EU FAZIA LAVAGEM CEREBRAL
"Para me tornar pastor, tive de vender minha casa e doar o dinheiro à igreja. Disseram que era um jeito de provar que Deus estava no meu coração. Quando comecei a pregar, participava de reuniões periódicas para falar sobre metas de arrecadação. Eu fazia uma verdadeira lavagem cerebral nos fiéis para convencê-los a doar mais dinheiro. Precisava levantar 150 000 reais mensais em doações e, depois, aumentar 20% a cada mês. Cheguei a ir para o hospital, tamanha a pressão. Houve um mês em que consegui apenas 120 000 reais. Por não bater a meta, fui xingado de burro e endemoninhado por um bispo. Depois disso, decidi abandonar a Universal."

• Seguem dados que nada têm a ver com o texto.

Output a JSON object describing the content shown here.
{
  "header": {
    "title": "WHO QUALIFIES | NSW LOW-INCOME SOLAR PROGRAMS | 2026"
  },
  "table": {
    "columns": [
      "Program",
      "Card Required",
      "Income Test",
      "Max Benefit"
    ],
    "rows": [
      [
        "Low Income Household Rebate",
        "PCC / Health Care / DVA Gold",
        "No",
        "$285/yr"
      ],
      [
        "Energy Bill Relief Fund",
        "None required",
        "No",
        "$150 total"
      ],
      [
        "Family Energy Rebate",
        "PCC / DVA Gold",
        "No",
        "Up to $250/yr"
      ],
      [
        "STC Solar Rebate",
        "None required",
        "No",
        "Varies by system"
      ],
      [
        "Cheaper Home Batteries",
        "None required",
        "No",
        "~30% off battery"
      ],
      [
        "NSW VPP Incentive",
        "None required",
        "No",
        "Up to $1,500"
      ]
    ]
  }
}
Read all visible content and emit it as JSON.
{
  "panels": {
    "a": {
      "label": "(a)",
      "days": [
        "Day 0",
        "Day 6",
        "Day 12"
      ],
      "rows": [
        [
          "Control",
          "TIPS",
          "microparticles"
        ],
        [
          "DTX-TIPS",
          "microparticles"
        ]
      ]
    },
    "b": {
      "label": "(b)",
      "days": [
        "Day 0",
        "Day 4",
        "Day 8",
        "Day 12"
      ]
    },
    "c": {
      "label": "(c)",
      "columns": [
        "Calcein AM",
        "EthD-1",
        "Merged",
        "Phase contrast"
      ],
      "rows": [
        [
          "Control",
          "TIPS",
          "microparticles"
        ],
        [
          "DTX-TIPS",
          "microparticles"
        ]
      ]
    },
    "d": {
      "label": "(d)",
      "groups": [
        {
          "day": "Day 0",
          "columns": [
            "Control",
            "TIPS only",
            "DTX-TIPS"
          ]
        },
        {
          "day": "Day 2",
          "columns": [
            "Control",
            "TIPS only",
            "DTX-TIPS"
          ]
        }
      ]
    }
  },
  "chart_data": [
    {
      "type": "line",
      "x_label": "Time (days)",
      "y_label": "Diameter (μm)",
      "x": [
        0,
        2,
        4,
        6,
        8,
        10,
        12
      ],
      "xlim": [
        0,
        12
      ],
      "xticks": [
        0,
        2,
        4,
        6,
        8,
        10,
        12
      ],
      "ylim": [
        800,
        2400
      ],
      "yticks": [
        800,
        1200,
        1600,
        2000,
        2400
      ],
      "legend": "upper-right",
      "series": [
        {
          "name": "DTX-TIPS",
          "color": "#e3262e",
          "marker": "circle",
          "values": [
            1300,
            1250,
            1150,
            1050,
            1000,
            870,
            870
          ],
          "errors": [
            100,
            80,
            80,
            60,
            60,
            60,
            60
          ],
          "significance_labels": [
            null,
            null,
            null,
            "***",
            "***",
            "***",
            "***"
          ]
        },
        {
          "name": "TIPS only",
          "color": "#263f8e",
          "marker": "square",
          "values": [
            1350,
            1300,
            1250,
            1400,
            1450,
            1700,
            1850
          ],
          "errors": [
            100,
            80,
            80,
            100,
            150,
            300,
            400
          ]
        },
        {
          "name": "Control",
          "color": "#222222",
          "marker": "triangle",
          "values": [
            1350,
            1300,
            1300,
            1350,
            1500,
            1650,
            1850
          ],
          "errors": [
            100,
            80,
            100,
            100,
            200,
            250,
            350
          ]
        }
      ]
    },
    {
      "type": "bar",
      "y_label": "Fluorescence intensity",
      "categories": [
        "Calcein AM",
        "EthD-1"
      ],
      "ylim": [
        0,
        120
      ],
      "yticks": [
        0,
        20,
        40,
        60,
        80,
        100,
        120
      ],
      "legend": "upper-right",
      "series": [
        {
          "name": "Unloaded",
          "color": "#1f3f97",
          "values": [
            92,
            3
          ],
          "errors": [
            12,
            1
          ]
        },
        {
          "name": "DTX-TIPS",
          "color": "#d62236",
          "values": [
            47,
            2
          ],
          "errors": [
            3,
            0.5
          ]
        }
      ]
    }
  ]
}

Jenilton Melo dos Santos, 44 anos, ex-pastor
Exemplos de fiéis da Universal que ficaram na miséria se acumulam. Há casos trágicos, como o do ex-porteiro Edson Luis de Melo, que sofre de depressão severa e entregou cada centavo de seu modesto patrimônio na esperança de ser curado. "Ele achava que a igreja poderia salvá-lo do sofrimento psicológico. Quando não estava trabalhando, estava no culto. No final, doava todo o salário. Não sobrava nada para ele. Esses cinco anos o levaram à falência e à loucura", diz sua mãe, Dulce, que precisou interditar o filho na Justiça para impedi-lo de continuar doando. Outras histórias beiram o anedótico, como a de Gláucio Verdi, que ficou apenas um ano na Universal e acabou com o nome sujo na praça. Verdi passou a frequentar cultos em 2004, quando estava desempregado. Entregou um cheque pré-datado de 1 000 reais ao pastor, sem ter dinheiro no banco. Ele esperava vender uma lambreta para cobrir o pagamento. Como não conseguiu, pediu que o cheque fosse devolvido. Nada feito: a Fogueira de Israel não admite passo atrás. A Universal depositou o cheque de Gláucio e ele está no cadastro negativo do Serasa até hoje.
Todo grupo religioso, seja qual for sua origem, deve ter o direito de professar sua fé em paz. Esse é um dos pilares que sustentam o estado democrático de direito. Perseguições de caráter religioso sempre estiveram entre as piores monstruosidades perpetradas pela humanidade. Mas quem se propõe a guiar um rebanho deveria saber que uma alma que busca conforto na religião para superar um momento de fragilidade emocional atravessa um período de vulnerabilidade. É capaz de tomar atitudes impensadas, com consequências drásticas para seu destino.